I was attempting to solve this very problem in the Rust BigDecimal crate this we...

marcosdumay · 2024-04-02T01:04:17

It's best if your parser fails.

Serde has an interface that allows failing. That one should fail. There is also another that panics, and AFAIK it will automatically panic on any parser that fails.

Do not try to handle huge values, do not pretend your parser is total, and do not pretend it's a correct value.

If you want to create an specialized parser that handles huge numbers, that's great. But any general one must fail on them.

akubera · 2024-04-02T04:10:43

This isn't about parsing so much as letting the users do "dangerous" math operations. The obvious one is diving by zero, but when the library offers arbitrary precision, addition becomes dangerous with regard to allocating all the digits between a small and large value

  1e10 + 1e-10 = 10000000000.0000000001
  1e10000000000000000000 + 1e-10000000000000000000 = ...

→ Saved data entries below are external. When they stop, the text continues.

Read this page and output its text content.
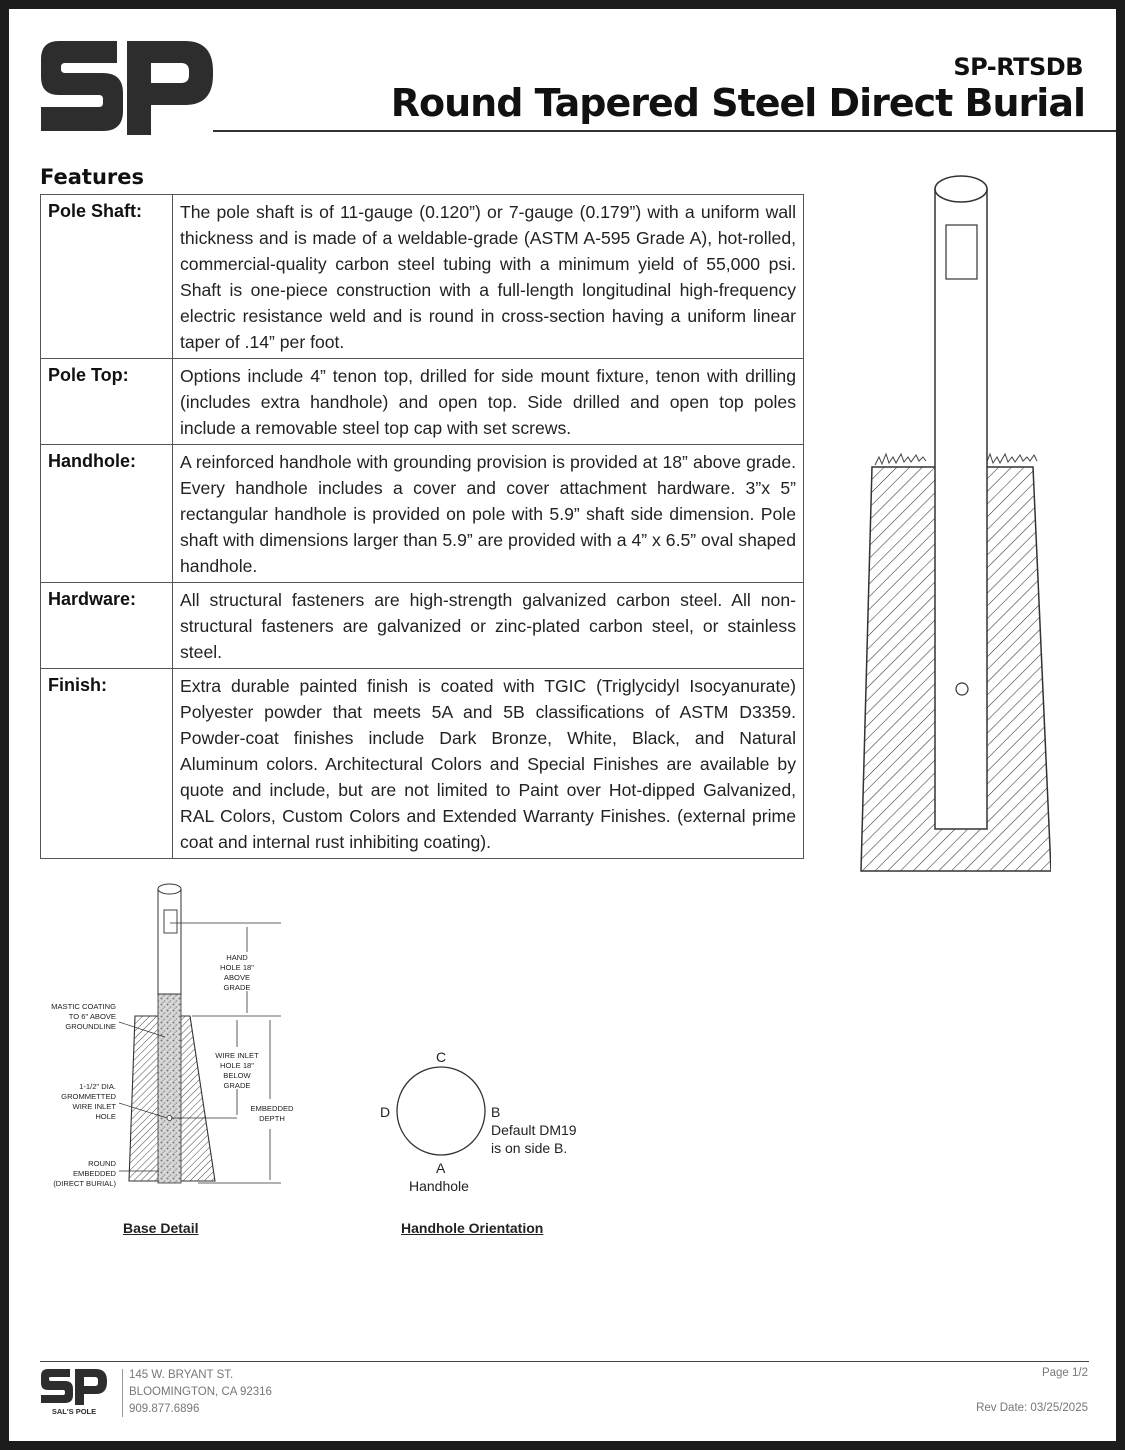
SP-RTSDB
Round Tapered Steel Direct Burial
Features
Pole Shaft:	The pole shaft is of 11-gauge (0.120”) or 7-gauge (0.179”) with a uniform wall thickness and is made of a weldable-grade (ASTM A-595 Grade A), hot-rolled, commercial-quality carbon steel tubing with a minimum yield of 55,000 psi. Shaft is one-piece construction with a full-length longitudinal high-frequency electric resistance weld and is round in cross-section having a uniform linear taper of .14” per foot.
Pole Top:	Options include 4” tenon top, drilled for side mount fixture, tenon with drilling (includes extra handhole) and open top. Side drilled and open top poles include a removable steel top cap with set screws.
Handhole:	A reinforced handhole with grounding provision is provided at 18” above grade. Every handhole includes a cover and cover attachment hardware. 3”x 5” rectangular handhole is provided on pole with 5.9” shaft side dimension. Pole shaft with dimensions larger than 5.9” are provided with a 4” x 6.5” oval shaped handhole.
Hardware:	All structural fasteners are high-strength galvanized carbon steel. All non-structural fasteners are galvanized or zinc-plated carbon steel, or stainless steel.
Finish:	Extra durable painted finish is coated with TGIC (Triglycidyl Isocyanurate) Polyester powder that meets 5A and 5B classifications of ASTM D3359. Powder-coat finishes include Dark Bronze, White, Black, and Natural Aluminum colors. Architectural Colors and Special Finishes are available by quote and include, but are not limited to Paint over Hot-dipped Galvanized, RAL Colors, Custom Colors and Extended Warranty Finishes. (external prime coat and internal rust inhibiting coating).
MASTIC COATING
TO 6" ABOVE
GROUNDLINE
1-1/2" DIA.
GROMMETTED
WIRE INLET
HOLE
ROUND
EMBEDDED
(DIRECT BURIAL)
HAND
HOLE 18"
ABOVE
GRADE
WIRE INLET
HOLE 18"
BELOW
GRADE
EMBEDDED
DEPTH
Base Detail
C
D	B
Default DM19
is on side B.
A
Handhole
Handhole Orientation
SAL'S POLE
145 W. BRYANT ST.
BLOOMINGTON, CA 92316
909.877.6896
Page 1/2
Rev Date: 03/25/2025
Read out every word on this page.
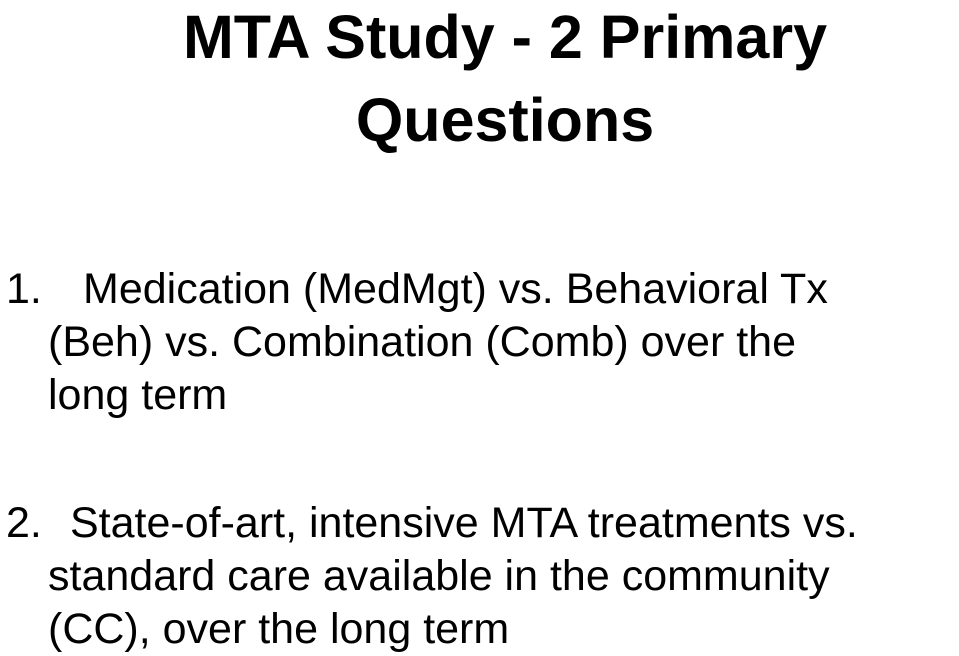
MTA Study - 2 Primary
Questions
1. Medication (MedMgt) vs. Behavioral Tx
(Beh) vs. Combination (Comb) over the
long term
2. State-of-art, intensive MTA treatments vs.
standard care available in the community
(CC), over the long term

It's tough to know where to draw the lines between "safety", "speed", and "functionality" for the user.

[EDIT]: Oh I see, fix the parser to disallow such large numbers from entering the system in the first place, then you don't have to worry about adding them together. Yeah that could be a good first step towards safety. Though, I don't know how to parametrize the serde call.

kccqzy · 2024-04-02T04:45:39

If you are using a library with this kind of number representation, computing any rational number with a repeating decimal representation will use up all your memory. 1/3=0.33333… It will keep allocating memory to store infinite copies of the digit 3. (In practice it stores it using binary representation but you get the idea.)

akubera · 2024-04-02T05:10:02

For the Rust crate, there is already an arbitrary limit (defaults to 100 digits) for "unbounded operations" like square_root, inverting, division. That's a compile time constant. And there's a Context object for runtime-configuration you can set with a precision (stop after `prec` digits).

But for addition, the idea is to give the complete number if you do `a + b`, otherwise you could use the context to keep the numbers within your `ctx.add(a, b)`. But after the discussions here, maybe this is too unsafe... and it should use the default precision (or a slightly larger one) in the name of safety? With a compile time flag to disable it? hmm...

AaronFriel · 2024-04-02T00:15:11

I'd strongly recommend against this default - it's a major blocker for using the Haskell library with web APIs as it transforms JSON RPC into into readily available denial of service attacks.

8 billion digits (~100 bits?) is far more than should be used.

Would it possible to use const generics to expose a `BigDecimal<N>` or `BigDecimal<MinExp, MaxExp, Precision>` type with bounded precision for serde, and disallow this unsafe `BigDecimal` entirely?

If not, I expect BigDecimal will be flagged in a CVE in the near future for causing a denial of service.

akubera · 2024-04-02T05:00:00

I think that's the use-case for the rust_decimal crate, which is a 96-bit floating number (~28 decimal digits) which is safer and faster than the bigdecimal crate (which at its heart is a Vec<u64>, unbounded, and geared more for things like calculating sqrt(2) to 10000 places, that kind of thing). Still, people are using it for serialization, and I try to oblige.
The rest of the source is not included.